想不到,瞿凤霞对美奂的责难无所畏惧,立即来了个针锋相对:“哦,你就是牛得宝传说中的小姨子吧,还说我无耻,说我不要脸,一个小姨子混在姐夫家里,成何体统,莫非你已经跟姐夫搞上了,跟你姐姐早就二女共侍一夫了吧,假如是那样的话,还不如老娘呢,好歹也是个外姓女人,顶多算是牛得宝的二房小三,可你算个什么东西呢?跟姐姐享用一个男人你敢拿出去说吗?你有胆子像我这样给牛得宝生出个孩子来吗?”

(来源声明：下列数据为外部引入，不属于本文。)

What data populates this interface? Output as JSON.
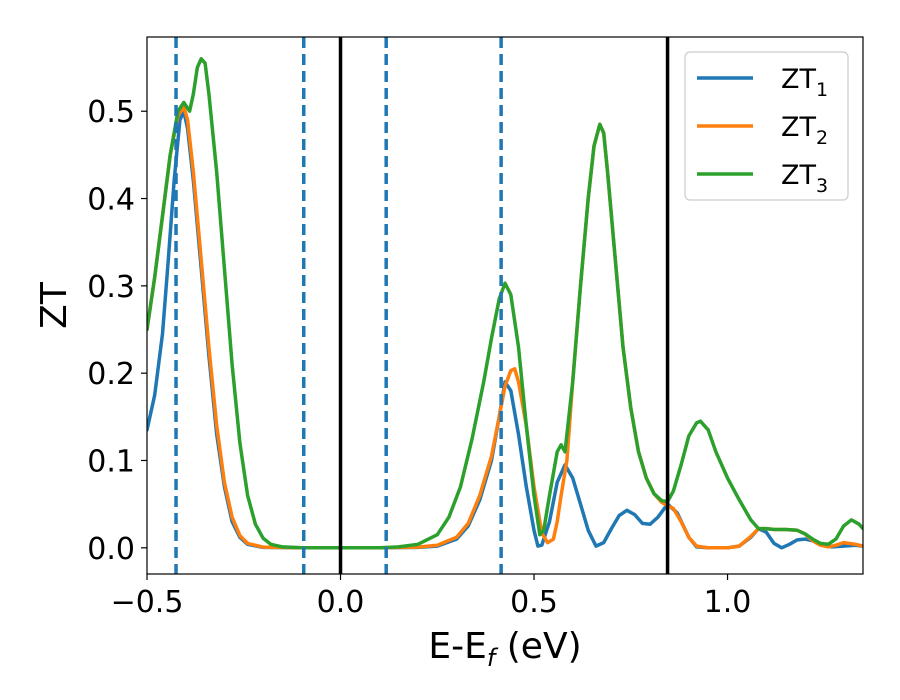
{
  "chart_data": {
    "type": "line",
    "xlabel": "E-E",
    "xlabel_sub": "f",
    "xlabel_unit": " (eV)",
    "ylabel": "ZT",
    "xlim": [
      -0.5,
      1.35
    ],
    "ylim": [
      -0.03,
      0.585
    ],
    "grid": false,
    "legend_position": "top-right",
    "xticks": [
      -0.5,
      0.0,
      0.5,
      1.0
    ],
    "xtick_labels": [
      "−0.5",
      "0.0",
      "0.5",
      "1.0"
    ],
    "yticks": [
      0.0,
      0.1,
      0.2,
      0.3,
      0.4,
      0.5
    ],
    "ytick_labels": [
      "0.0",
      "0.1",
      "0.2",
      "0.3",
      "0.4",
      "0.5"
    ],
    "solid_vlines": [
      0.0,
      0.845
    ],
    "dashed_vlines": [
      -0.425,
      -0.095,
      0.118,
      0.415
    ],
    "series": [
      {
        "name": "ZT",
        "subscript": "1",
        "color": "#1f77b4",
        "points": [
          [
            -0.5,
            0.135
          ],
          [
            -0.48,
            0.175
          ],
          [
            -0.46,
            0.245
          ],
          [
            -0.445,
            0.33
          ],
          [
            -0.43,
            0.42
          ],
          [
            -0.415,
            0.49
          ],
          [
            -0.405,
            0.5
          ],
          [
            -0.395,
            0.48
          ],
          [
            -0.38,
            0.42
          ],
          [
            -0.36,
            0.32
          ],
          [
            -0.34,
            0.22
          ],
          [
            -0.32,
            0.13
          ],
          [
            -0.3,
            0.07
          ],
          [
            -0.28,
            0.03
          ],
          [
            -0.26,
            0.012
          ],
          [
            -0.24,
            0.004
          ],
          [
            -0.2,
            0.0005
          ],
          [
            -0.1,
            0.0
          ],
          [
            0.0,
            0.0
          ],
          [
            0.1,
            0.0
          ],
          [
            0.2,
            0.0005
          ],
          [
            0.25,
            0.002
          ],
          [
            0.3,
            0.01
          ],
          [
            0.33,
            0.025
          ],
          [
            0.36,
            0.055
          ],
          [
            0.39,
            0.1
          ],
          [
            0.41,
            0.15
          ],
          [
            0.425,
            0.19
          ],
          [
            0.44,
            0.18
          ],
          [
            0.46,
            0.13
          ],
          [
            0.48,
            0.07
          ],
          [
            0.5,
            0.02
          ],
          [
            0.51,
            0.002
          ],
          [
            0.52,
            0.003
          ],
          [
            0.54,
            0.03
          ],
          [
            0.56,
            0.075
          ],
          [
            0.58,
            0.095
          ],
          [
            0.6,
            0.08
          ],
          [
            0.62,
            0.05
          ],
          [
            0.64,
            0.02
          ],
          [
            0.66,
            0.002
          ],
          [
            0.68,
            0.006
          ],
          [
            0.7,
            0.022
          ],
          [
            0.72,
            0.037
          ],
          [
            0.74,
            0.043
          ],
          [
            0.76,
            0.038
          ],
          [
            0.78,
            0.028
          ],
          [
            0.8,
            0.027
          ],
          [
            0.82,
            0.035
          ],
          [
            0.845,
            0.05
          ],
          [
            0.87,
            0.04
          ],
          [
            0.9,
            0.012
          ],
          [
            0.92,
            0.001
          ],
          [
            0.95,
            0.0
          ],
          [
            1.0,
            0.0
          ],
          [
            1.03,
            0.002
          ],
          [
            1.06,
            0.012
          ],
          [
            1.08,
            0.022
          ],
          [
            1.1,
            0.018
          ],
          [
            1.12,
            0.005
          ],
          [
            1.14,
            0.0
          ],
          [
            1.16,
            0.004
          ],
          [
            1.18,
            0.009
          ],
          [
            1.2,
            0.01
          ],
          [
            1.22,
            0.008
          ],
          [
            1.25,
            0.003
          ],
          [
            1.27,
            0.001
          ],
          [
            1.3,
            0.002
          ],
          [
            1.33,
            0.003
          ],
          [
            1.35,
            0.002
          ]
        ]
      },
      {
        "name": "ZT",
        "subscript": "2",
        "color": "#ff7f0e",
        "points": [
          [
            -0.5,
            0.25
          ],
          [
            -0.48,
            0.31
          ],
          [
            -0.46,
            0.38
          ],
          [
            -0.44,
            0.45
          ],
          [
            -0.42,
            0.495
          ],
          [
            -0.405,
            0.505
          ],
          [
            -0.395,
            0.49
          ],
          [
            -0.38,
            0.43
          ],
          [
            -0.36,
            0.33
          ],
          [
            -0.34,
            0.23
          ],
          [
            -0.32,
            0.14
          ],
          [
            -0.3,
            0.075
          ],
          [
            -0.28,
            0.035
          ],
          [
            -0.26,
            0.014
          ],
          [
            -0.24,
            0.005
          ],
          [
            -0.2,
            0.0008
          ],
          [
            -0.1,
            0.0
          ],
          [
            0.0,
            0.0
          ],
          [
            0.1,
            0.0
          ],
          [
            0.2,
            0.0008
          ],
          [
            0.25,
            0.003
          ],
          [
            0.3,
            0.012
          ],
          [
            0.33,
            0.028
          ],
          [
            0.36,
            0.06
          ],
          [
            0.39,
            0.105
          ],
          [
            0.41,
            0.15
          ],
          [
            0.425,
            0.185
          ],
          [
            0.44,
            0.203
          ],
          [
            0.45,
            0.205
          ],
          [
            0.46,
            0.19
          ],
          [
            0.48,
            0.14
          ],
          [
            0.5,
            0.07
          ],
          [
            0.52,
            0.017
          ],
          [
            0.535,
            0.006
          ],
          [
            0.55,
            0.01
          ],
          [
            0.56,
            0.03
          ],
          [
            0.57,
            0.06
          ],
          [
            0.585,
            0.1
          ],
          [
            0.6,
            0.19
          ],
          [
            0.62,
            0.3
          ],
          [
            0.64,
            0.4
          ],
          [
            0.655,
            0.46
          ],
          [
            0.67,
            0.485
          ],
          [
            0.68,
            0.475
          ],
          [
            0.69,
            0.43
          ],
          [
            0.71,
            0.33
          ],
          [
            0.73,
            0.23
          ],
          [
            0.75,
            0.16
          ],
          [
            0.77,
            0.11
          ],
          [
            0.79,
            0.08
          ],
          [
            0.81,
            0.062
          ],
          [
            0.83,
            0.052
          ],
          [
            0.845,
            0.048
          ],
          [
            0.86,
            0.045
          ],
          [
            0.88,
            0.03
          ],
          [
            0.9,
            0.012
          ],
          [
            0.92,
            0.002
          ],
          [
            0.95,
            0.0
          ],
          [
            1.0,
            0.0
          ],
          [
            1.03,
            0.002
          ],
          [
            1.06,
            0.013
          ],
          [
            1.08,
            0.022
          ],
          [
            1.1,
            0.022
          ],
          [
            1.12,
            0.021
          ],
          [
            1.15,
            0.021
          ],
          [
            1.18,
            0.02
          ],
          [
            1.2,
            0.016
          ],
          [
            1.22,
            0.008
          ],
          [
            1.24,
            0.003
          ],
          [
            1.26,
            0.001
          ],
          [
            1.28,
            0.003
          ],
          [
            1.3,
            0.006
          ],
          [
            1.33,
            0.004
          ],
          [
            1.35,
            0.002
          ]
        ]
      },
      {
        "name": "ZT",
        "subscript": "3",
        "color": "#2ca02c",
        "points": [
          [
            -0.5,
            0.25
          ],
          [
            -0.48,
            0.31
          ],
          [
            -0.46,
            0.38
          ],
          [
            -0.44,
            0.45
          ],
          [
            -0.42,
            0.5
          ],
          [
            -0.405,
            0.51
          ],
          [
            -0.39,
            0.5
          ],
          [
            -0.38,
            0.52
          ],
          [
            -0.37,
            0.55
          ],
          [
            -0.36,
            0.56
          ],
          [
            -0.35,
            0.555
          ],
          [
            -0.34,
            0.52
          ],
          [
            -0.32,
            0.43
          ],
          [
            -0.3,
            0.32
          ],
          [
            -0.28,
            0.21
          ],
          [
            -0.26,
            0.12
          ],
          [
            -0.24,
            0.06
          ],
          [
            -0.22,
            0.027
          ],
          [
            -0.2,
            0.011
          ],
          [
            -0.18,
            0.004
          ],
          [
            -0.15,
            0.001
          ],
          [
            -0.1,
            0.0
          ],
          [
            0.0,
            0.0
          ],
          [
            0.1,
            0.0
          ],
          [
            0.15,
            0.001
          ],
          [
            0.2,
            0.004
          ],
          [
            0.25,
            0.015
          ],
          [
            0.28,
            0.035
          ],
          [
            0.31,
            0.07
          ],
          [
            0.34,
            0.125
          ],
          [
            0.37,
            0.19
          ],
          [
            0.39,
            0.24
          ],
          [
            0.41,
            0.285
          ],
          [
            0.425,
            0.303
          ],
          [
            0.44,
            0.29
          ],
          [
            0.46,
            0.23
          ],
          [
            0.48,
            0.14
          ],
          [
            0.5,
            0.06
          ],
          [
            0.515,
            0.015
          ],
          [
            0.525,
            0.02
          ],
          [
            0.54,
            0.06
          ],
          [
            0.56,
            0.11
          ],
          [
            0.57,
            0.118
          ],
          [
            0.58,
            0.11
          ],
          [
            0.6,
            0.19
          ],
          [
            0.62,
            0.3
          ],
          [
            0.64,
            0.4
          ],
          [
            0.655,
            0.46
          ],
          [
            0.67,
            0.485
          ],
          [
            0.68,
            0.475
          ],
          [
            0.69,
            0.43
          ],
          [
            0.71,
            0.33
          ],
          [
            0.73,
            0.23
          ],
          [
            0.75,
            0.16
          ],
          [
            0.77,
            0.11
          ],
          [
            0.79,
            0.08
          ],
          [
            0.81,
            0.062
          ],
          [
            0.83,
            0.054
          ],
          [
            0.845,
            0.053
          ],
          [
            0.86,
            0.065
          ],
          [
            0.88,
            0.095
          ],
          [
            0.9,
            0.128
          ],
          [
            0.92,
            0.143
          ],
          [
            0.93,
            0.145
          ],
          [
            0.95,
            0.135
          ],
          [
            0.97,
            0.11
          ],
          [
            1.0,
            0.08
          ],
          [
            1.03,
            0.055
          ],
          [
            1.06,
            0.032
          ],
          [
            1.08,
            0.022
          ],
          [
            1.1,
            0.022
          ],
          [
            1.12,
            0.021
          ],
          [
            1.15,
            0.021
          ],
          [
            1.18,
            0.02
          ],
          [
            1.2,
            0.016
          ],
          [
            1.22,
            0.01
          ],
          [
            1.24,
            0.005
          ],
          [
            1.26,
            0.004
          ],
          [
            1.28,
            0.01
          ],
          [
            1.3,
            0.025
          ],
          [
            1.32,
            0.032
          ],
          [
            1.34,
            0.027
          ],
          [
            1.35,
            0.022
          ]
        ]
      }
    ]
  }
}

“你!”美奂还真不是瞿凤霞的对手,几句话就被对方噎得张口结舌哑口无言了……
瞿凤霞一看,这个小姨子不过如此,才一两个回合就败下阵去,也就更加嚣焰起来,差不多将餐桌上像模像样的食物都给饕餮了之后,边打饱嗝边抱起孩子在一楼到处参观,见到什么值钱的东西都对怀里的孩子说:“牛牛啊,没想到吧,你爹哋的家里值钱的东西多得是呢,将来这些东西都是你的,记住了吗,你点头了?这就对了嘛,回你自己的家就该这样嘛!”
一楼差不多转悠遍了,居然还想上二楼去巡查她认定的迟早会属于她的领地。
马到成觉得再不阻拦怕是一不可收了,就上前拦住说:“闹够了吧,不给别人留面子,也给自己留点余地吧……”
“这是牛牛的家,有什么好忌讳的……”瞿凤霞那种理直气壮的劲儿,就好像怀里抱的已经被证实了是牛得宝的孩子一样,没有一点儿的顾忌和障碍。
“到底是不是我的种,必须等亲子鉴定结果出来再说!”马到成还是文质彬彬地试图跟对方摆事实讲道理。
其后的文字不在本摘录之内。